釧路から根室を結ぶのは「花咲線」です。正式名称は根室本線なのですが、同線は札幌方面からの列車はすべて釧路で打ち切られてしまい、釧路・根室間は独立した運行形態にになっており、この名称が付けられています。根室本線という名称があるのに根室駅では根室本線と呼んでもらえないわけで、なんだかかわいそうな話です。

釧路発8時15分の根室行き。車両はキハ54という国鉄末期のステンレス車です。内部は転換式クロスシートですが、シートと窓の間隔があってない。シートだけ付け替えた感じですね。後で調べてみたら、快速「海峡」のオハ50系のシートを再利用したものだそうです。

さて、列車は3組4人の観光客と、数名の地元客を乗せて発車。釧路市街を抜けると、ひたすら白樺の林と原野が続きます。厚岸のあたりは、荒野の海岸に雪が降り積もり、荒々しい情景。ロシア的です。

こういう景色を見ていると、もし、樺太や千島がいまも日本領だったら、もっとこういう景色を「日本」で見れただろうな、と思います。昔の領土のことを想ってもしかたないのですが、やっぱり千島・樺太はもったいない。もし、千島がまだ日本領なら、その連絡路となる花咲線ももう少し栄えていただろうな、と想います。

厚岸湖には、丹頂鶴が見えました。厚岸をすぎたあたりで一般客は全員いなくなり、旅行者4人だけになりました。風景は単調なので、あまり書くこともありません。茶内という駅ではすれ違いで5分ほど停まったのですが、向かいのホームに親娘連れがいて、列車に娘だけが乗っていきました。昨日が成人式だったので、娘はたぶん20歳で、里帰りしていたのでしょう。なんだかちょっとほんわかします。
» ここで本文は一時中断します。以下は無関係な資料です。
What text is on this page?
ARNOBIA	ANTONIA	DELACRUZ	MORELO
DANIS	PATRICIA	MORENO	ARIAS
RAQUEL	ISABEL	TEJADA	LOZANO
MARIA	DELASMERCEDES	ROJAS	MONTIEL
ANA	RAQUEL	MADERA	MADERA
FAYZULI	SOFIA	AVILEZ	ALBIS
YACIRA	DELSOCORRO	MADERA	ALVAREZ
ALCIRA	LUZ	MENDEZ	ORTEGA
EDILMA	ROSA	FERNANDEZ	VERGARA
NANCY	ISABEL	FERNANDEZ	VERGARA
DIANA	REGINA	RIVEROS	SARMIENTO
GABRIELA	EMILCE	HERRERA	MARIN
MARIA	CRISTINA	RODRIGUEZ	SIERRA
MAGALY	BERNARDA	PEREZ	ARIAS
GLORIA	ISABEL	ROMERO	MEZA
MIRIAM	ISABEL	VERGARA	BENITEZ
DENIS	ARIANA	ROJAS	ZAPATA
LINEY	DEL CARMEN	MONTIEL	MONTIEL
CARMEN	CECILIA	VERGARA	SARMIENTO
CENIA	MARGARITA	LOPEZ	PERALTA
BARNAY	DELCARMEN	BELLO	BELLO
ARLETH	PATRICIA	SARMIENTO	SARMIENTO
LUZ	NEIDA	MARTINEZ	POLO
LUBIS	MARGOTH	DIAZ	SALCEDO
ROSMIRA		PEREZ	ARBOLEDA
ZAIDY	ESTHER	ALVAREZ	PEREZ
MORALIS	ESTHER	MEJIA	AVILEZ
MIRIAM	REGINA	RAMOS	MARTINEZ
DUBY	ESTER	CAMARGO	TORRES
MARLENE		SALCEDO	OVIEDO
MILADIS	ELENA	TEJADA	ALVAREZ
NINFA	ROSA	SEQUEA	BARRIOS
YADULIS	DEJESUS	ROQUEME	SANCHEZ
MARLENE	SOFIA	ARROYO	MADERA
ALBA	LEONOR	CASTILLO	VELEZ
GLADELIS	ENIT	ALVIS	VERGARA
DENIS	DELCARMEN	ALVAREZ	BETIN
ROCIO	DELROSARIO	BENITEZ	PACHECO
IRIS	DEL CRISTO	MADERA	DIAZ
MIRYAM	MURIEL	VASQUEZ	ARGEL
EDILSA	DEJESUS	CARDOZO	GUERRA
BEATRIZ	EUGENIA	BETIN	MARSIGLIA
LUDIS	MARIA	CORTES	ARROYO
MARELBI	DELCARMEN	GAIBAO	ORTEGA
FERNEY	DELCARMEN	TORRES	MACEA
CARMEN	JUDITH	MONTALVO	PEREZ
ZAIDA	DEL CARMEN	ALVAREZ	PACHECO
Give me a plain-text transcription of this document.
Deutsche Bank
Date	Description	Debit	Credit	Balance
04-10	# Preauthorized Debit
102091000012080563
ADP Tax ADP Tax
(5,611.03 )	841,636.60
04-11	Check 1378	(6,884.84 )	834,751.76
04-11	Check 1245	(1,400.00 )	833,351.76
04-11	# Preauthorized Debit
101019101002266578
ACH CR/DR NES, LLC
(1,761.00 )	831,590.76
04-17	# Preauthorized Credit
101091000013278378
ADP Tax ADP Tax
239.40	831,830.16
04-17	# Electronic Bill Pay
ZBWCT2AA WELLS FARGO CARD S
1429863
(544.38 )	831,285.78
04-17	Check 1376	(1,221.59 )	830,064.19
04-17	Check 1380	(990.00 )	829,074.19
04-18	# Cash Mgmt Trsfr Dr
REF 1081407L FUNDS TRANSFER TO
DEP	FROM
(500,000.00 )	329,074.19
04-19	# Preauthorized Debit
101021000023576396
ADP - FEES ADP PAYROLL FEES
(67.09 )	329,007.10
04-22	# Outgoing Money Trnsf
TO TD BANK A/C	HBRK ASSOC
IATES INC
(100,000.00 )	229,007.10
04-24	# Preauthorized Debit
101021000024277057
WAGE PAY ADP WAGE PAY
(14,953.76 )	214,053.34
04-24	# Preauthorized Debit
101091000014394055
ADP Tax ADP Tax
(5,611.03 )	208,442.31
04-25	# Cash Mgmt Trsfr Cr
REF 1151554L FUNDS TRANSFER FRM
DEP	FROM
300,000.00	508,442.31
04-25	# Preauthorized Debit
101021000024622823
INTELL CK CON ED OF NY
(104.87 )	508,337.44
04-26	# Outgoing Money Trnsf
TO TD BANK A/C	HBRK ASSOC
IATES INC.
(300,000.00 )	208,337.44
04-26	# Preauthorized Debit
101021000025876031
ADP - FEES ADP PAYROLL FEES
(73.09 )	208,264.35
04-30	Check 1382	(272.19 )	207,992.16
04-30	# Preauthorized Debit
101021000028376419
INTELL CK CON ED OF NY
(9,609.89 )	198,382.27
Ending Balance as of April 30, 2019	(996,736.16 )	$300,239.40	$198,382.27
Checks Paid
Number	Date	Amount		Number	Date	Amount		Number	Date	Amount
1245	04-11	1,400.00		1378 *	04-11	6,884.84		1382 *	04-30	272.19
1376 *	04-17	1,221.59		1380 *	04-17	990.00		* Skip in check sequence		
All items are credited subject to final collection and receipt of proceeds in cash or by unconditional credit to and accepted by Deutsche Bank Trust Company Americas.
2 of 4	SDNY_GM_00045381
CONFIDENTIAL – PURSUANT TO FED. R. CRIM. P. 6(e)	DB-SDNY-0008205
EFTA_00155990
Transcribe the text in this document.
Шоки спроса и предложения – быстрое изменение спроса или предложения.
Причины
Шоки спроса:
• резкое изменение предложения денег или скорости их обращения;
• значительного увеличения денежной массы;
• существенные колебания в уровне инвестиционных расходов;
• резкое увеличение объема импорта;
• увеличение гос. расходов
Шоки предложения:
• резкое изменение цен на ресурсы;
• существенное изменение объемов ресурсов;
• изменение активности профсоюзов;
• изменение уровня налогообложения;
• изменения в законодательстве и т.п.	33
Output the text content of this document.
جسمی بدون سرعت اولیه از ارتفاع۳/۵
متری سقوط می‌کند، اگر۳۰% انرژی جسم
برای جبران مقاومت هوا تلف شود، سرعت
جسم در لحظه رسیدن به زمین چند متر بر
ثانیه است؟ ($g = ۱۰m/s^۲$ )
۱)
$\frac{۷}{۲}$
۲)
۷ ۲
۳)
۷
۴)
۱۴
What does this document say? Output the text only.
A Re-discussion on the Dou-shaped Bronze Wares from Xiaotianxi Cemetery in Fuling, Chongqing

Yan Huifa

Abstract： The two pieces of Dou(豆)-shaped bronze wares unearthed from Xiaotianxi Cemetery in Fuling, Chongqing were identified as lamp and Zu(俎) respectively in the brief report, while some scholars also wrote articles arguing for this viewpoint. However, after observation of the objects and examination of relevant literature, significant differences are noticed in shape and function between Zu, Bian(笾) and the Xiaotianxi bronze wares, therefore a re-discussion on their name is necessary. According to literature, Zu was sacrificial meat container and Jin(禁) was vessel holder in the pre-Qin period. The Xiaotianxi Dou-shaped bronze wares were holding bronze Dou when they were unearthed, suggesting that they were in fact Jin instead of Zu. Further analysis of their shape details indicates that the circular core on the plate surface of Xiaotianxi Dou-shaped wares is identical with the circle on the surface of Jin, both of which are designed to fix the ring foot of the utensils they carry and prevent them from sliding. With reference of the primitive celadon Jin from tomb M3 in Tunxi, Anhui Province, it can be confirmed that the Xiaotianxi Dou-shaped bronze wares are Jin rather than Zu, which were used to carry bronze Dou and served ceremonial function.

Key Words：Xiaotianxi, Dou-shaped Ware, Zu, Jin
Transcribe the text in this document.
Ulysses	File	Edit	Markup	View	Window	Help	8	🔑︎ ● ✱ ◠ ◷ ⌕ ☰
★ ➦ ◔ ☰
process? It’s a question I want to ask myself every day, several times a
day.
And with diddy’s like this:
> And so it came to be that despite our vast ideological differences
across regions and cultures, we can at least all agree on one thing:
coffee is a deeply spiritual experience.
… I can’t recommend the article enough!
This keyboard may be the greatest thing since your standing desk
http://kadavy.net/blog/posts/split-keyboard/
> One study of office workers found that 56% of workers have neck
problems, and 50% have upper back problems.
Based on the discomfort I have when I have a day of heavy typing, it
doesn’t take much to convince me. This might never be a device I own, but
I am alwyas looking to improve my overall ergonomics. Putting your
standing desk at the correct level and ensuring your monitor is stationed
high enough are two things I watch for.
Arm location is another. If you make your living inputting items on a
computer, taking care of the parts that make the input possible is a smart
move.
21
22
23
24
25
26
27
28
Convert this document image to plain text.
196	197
列車が急にスピードを落としました。エゾシカが線路にいたようです。花咲線では、動物の衝突もたまにあるそうです。
天候はめまぐるしく変わります。基本的には晴れなのですが、ときおり雲が多い、雪が降ったりします。さすが道東ですね。
厚床あたりから、ぽつぽつと高校生くらいの男女が私服で乗ってきます。初田牛、なんていう、駅の辺りには何にもないところからも、女子高生が一人乗ってきて驚きました。雪の中から湧いてきたようです。
また列車が速度を落としました。今度は鳥の群れで、よく見るとオジロワシのようです。写真では見たことありますが、実物は初めて。すごい、列車から天然記念物見られるなんて、さすがは花咲線です。
10時36分東根室着。ここは日本最東端の駅で、降りてみます。高校生たちもここで降りました。近くに根室高校があり、その生徒なのでしょう。通学時間にしては遅いですが、まだ冬休みなのかも知れません。北海道の冬休みは本州より長いのでしょう。


東根室は、ホーム1面があるだけの無人駅です。駅舎くらいあったらいいのに、と思います。吹雪のときとか、高校生たちはどうやって列車を待つのでしょうね。

「日本最東端」ということをのぞけば、どうということもない駅なので、写真を撮ったらお別れです。坂を上がったところに通りがあり、すぐにバス停が見つかりました。「光洋中学校前」というバス停です。1時間に1~2本運転されていて、都合のいいことに10時46分のバスにすぐ乗ることができました。
そして、根室駅に11時頃に到着。小さな駅ですね。

駅には11時03分発の快速「はなさき」が停まっています。予定では次の列車で折り返すつもりでしたが、飛び乗ってしまいました。根室には、以前来たことがありますが、市内には見所も時間をつぶすところもなく、本当にヒマなのです。なので、行けるなら別のところにさっさと行こう、ということなのですね。ごめんなさい、根室。